Près d’un quart du million de dollars d’actions individuelles détenu par le juge associé est investi dans des sociétés de combustibles fossiles.

Le siège du juge associé de la Cour suprême Samuel Alito était vide lorsque la Cour suprême a entendu lundi les arguments dans une affaire importante sur la responsabilité de l’industrie pétrolière et gazière dans les dommages causés au littoral de la Louisiane.

La semaine dernière, le greffier de la Haute Cour a informé les parties dans l’affaire qu’Alito ne participerait pas en raison de ses intérêts financiers dans ConocoPhillips, la société mère de Burlington Resources Oil and Gas Company, l’une des sociétés accusées de destruction massive des zones humides qui a rendu la Louisiane plus vulnérable à des tempêtes coûteuses.

Alito détient 15 000 $ ou moins en actions ConocoPhillips, qui font partie d’un portefeuille qui comprend sept investissements en actions dans le secteur des combustibles fossiles qu’il détient d’une valeur comprise entre 60 000 $ et 245 000 $, selon sa dernière divulgation financière.
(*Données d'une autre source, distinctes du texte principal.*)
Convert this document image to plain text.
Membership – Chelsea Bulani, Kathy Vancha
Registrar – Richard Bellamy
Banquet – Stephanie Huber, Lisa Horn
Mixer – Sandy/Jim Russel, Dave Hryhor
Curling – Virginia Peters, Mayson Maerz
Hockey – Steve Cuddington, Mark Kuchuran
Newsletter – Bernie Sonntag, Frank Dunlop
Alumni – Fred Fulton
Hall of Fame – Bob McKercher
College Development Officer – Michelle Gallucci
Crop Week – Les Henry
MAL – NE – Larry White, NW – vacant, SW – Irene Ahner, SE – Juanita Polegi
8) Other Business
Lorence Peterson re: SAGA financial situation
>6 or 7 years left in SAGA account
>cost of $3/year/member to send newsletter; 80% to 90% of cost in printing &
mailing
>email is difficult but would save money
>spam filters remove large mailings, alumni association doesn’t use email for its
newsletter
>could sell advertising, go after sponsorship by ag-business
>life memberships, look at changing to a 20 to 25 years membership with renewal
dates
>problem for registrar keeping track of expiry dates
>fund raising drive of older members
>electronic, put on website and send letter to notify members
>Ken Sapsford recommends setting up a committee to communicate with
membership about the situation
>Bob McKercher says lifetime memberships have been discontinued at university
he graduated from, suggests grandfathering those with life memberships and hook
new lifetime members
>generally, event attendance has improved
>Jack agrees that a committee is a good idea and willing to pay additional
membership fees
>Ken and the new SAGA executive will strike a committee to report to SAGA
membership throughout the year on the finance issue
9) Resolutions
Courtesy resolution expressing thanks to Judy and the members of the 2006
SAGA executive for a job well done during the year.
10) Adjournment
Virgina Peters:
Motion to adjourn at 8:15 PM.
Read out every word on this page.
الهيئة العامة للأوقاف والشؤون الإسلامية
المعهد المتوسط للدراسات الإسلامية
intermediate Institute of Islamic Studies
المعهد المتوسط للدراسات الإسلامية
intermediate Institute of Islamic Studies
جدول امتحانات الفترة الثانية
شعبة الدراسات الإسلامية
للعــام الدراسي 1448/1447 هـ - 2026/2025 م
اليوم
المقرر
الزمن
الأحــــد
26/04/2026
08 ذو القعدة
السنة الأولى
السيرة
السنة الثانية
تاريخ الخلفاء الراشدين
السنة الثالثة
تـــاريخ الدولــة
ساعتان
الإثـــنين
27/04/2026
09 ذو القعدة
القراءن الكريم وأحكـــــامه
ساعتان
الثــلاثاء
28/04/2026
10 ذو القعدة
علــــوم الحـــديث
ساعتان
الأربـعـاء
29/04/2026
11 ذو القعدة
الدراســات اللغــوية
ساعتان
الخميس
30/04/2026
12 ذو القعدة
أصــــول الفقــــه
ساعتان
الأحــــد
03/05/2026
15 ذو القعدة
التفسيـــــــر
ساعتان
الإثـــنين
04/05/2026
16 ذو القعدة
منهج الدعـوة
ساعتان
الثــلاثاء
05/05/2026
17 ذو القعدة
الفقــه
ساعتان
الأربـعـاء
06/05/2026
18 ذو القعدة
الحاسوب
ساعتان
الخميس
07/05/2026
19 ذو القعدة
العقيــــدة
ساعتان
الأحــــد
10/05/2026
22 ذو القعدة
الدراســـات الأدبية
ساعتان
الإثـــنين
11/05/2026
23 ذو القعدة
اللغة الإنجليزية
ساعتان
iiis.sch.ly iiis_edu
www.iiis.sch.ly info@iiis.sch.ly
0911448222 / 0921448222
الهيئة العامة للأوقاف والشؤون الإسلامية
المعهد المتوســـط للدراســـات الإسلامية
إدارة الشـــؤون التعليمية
L’annonce tardive de sa récusation (Alito a participé l’année dernière à la décision du tribunal d’entendre l’affaire de la Louisiane) a souligné à quel point sa décision de détenir un vaste portefeuille d’actions dans des sociétés individuelles crée un potentiel de conflits d’intérêts unique à la Haute Cour.

Alito s’est récusé 10 fois au cours de ce mandat et 53 fois au cours des trois derniers mandats en raison de ses investissements dans 25 sociétés, évalués à 1 million de dollars, selon le suivi du groupe à but non lucratif Fix the Court. Le groupe de surveillance a constaté qu’Alito est le seul juge à avoir dû se retirer des affaires liées aux actions individuelles au cours des trois derniers mandats et, par conséquent, il se récuse plus souvent que tout autre juge. Il représente près d’un tiers des récusations au cours des trois derniers mandats.

Même les petites exploitations sonnent l’alarme

La loi fédérale exige que les juges américains, y compris les membres de la Cour suprême, se disqualifient de toute procédure dans laquelle leur impartialité « pourrait raisonnablement être remise en question ». Bien que cette expression laisse place à l’interprétation, la loi énonce plusieurs règles claires. L’une d’elles est que les juges doivent se récuser lorsqu’eux-mêmes ou leur conjoint détiennent un intérêt financier, aussi minime soit-il, dans une entreprise partie à la procédure.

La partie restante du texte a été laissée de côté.